Catarina Botelho escolheu o caminho da Engenharia pela quantidade e diversidade de oportunidades da área. “Lembro-me perfeitamente de não saber exatamente o que queria, mas sabia que gostava de matemática, de física, e do corpo humano o que acabou por me levar a escolher Engenharia Biomédica”. Nunca se sentiu que tivesse um leque de possibilidade de futuro reduzido e isso foi o que sempre mais a entusiasmou agora que olha para trás. Hoje em dia é investigadora júnior no INESC-ID, no Human Language Technology (HLT) Lab e trabalha na área de processamento de fala e machine learning aplicado à saúde.
Até a investigadora do INESC-ID não consegue entender bem o que afasta tantas jovens das STEM. “Talvez sejam ideias pré-concebidas desde cedo, desde que os rapazes brincam com carrinhos e legos e as raparigas com bonecas, talvez seja pelo exemplo de pessoas mais velhas”, especula. Tem que o fazer porque ela sempre brincou com com carros, legos e bonecas e teve conhecimento de fortes exemplos, tanto de mulheres como homens, muito bem-sucedidos nas STEM na sua vida.
Quando decidiu estudar Engenharia Aeroespacial, Rute Luz sentiu ao de leve os efeitos destas etiquetas de género que ainda assombram as STEM. “Felizmente sabia o que queria e gostava e não deixei o ‘facto de engenharia aeroespacial ser só rapazes’ me impedir de estudar aquilo que gostava e me entusiasmava”, lembra. Ainda bem que não o fez, porque hoje é uma das mentes do Intelligent Robots and Systems Group (IRSg) do ISR e uma das investigadoras por detrás de uma interface para operar robots em missões a Marte.
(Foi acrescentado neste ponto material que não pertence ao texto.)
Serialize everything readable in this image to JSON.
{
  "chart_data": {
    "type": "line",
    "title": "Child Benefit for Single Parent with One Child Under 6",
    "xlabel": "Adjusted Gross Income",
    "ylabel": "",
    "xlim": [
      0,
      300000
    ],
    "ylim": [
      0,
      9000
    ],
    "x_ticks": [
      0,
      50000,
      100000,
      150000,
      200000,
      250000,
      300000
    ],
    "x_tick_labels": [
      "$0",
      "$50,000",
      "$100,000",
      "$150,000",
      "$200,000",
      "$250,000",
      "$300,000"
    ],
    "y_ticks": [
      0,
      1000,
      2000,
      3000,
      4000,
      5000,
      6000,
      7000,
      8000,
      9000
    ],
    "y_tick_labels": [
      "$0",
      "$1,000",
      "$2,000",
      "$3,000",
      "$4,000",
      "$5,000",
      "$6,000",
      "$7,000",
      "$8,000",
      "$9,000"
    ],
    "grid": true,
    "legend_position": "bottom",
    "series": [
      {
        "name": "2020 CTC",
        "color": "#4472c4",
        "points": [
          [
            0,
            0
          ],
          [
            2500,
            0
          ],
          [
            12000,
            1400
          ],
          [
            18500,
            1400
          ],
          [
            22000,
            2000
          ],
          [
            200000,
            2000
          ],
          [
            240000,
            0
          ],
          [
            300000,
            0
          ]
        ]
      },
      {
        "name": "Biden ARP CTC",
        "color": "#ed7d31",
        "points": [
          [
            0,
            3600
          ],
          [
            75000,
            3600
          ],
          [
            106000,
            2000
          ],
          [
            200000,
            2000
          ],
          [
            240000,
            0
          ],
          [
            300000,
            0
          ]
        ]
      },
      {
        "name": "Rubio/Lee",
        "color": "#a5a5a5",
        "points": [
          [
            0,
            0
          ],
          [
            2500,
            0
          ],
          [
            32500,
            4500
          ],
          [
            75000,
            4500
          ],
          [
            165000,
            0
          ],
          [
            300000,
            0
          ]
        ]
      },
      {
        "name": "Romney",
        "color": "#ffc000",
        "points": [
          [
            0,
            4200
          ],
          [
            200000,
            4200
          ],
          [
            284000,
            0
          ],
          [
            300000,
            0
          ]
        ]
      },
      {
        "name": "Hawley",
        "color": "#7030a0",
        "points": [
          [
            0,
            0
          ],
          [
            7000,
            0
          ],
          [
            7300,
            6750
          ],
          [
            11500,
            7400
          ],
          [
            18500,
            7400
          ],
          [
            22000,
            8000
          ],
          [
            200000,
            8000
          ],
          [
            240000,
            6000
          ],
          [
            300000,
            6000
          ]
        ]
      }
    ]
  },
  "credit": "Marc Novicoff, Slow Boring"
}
Para Rute Luz “é importante entusiasmar as jovens e mostrar a magia da Engenharia” despertando o interesse dos mais jovens, independentemente do género para com a área. “No entanto, penso também que é importante que esta magia seja demonstrada por mulheres dentro das STEM”, acrescenta. Seguir esta estratégia de partilha de casos de sucesso, de exemplos livre do desconforto de ser mulher num mundo maioritariamente de homens talvez é, de acordo com a investigadora do ISR uma boa forma de irradiar o medo que tantas vezes afasta as jovens destas áreas. “Na minha opinião, uma rapariga escolher estudar e seguir uma carreira em engenharia não deveria ser um ato de rebeldia, mas sim um acontecimento tão comum que nem merecesse que esta publicação fosse partilhada”, diz com toda a convicção. E se ainda o é, é porque ainda há caminho a percorrer.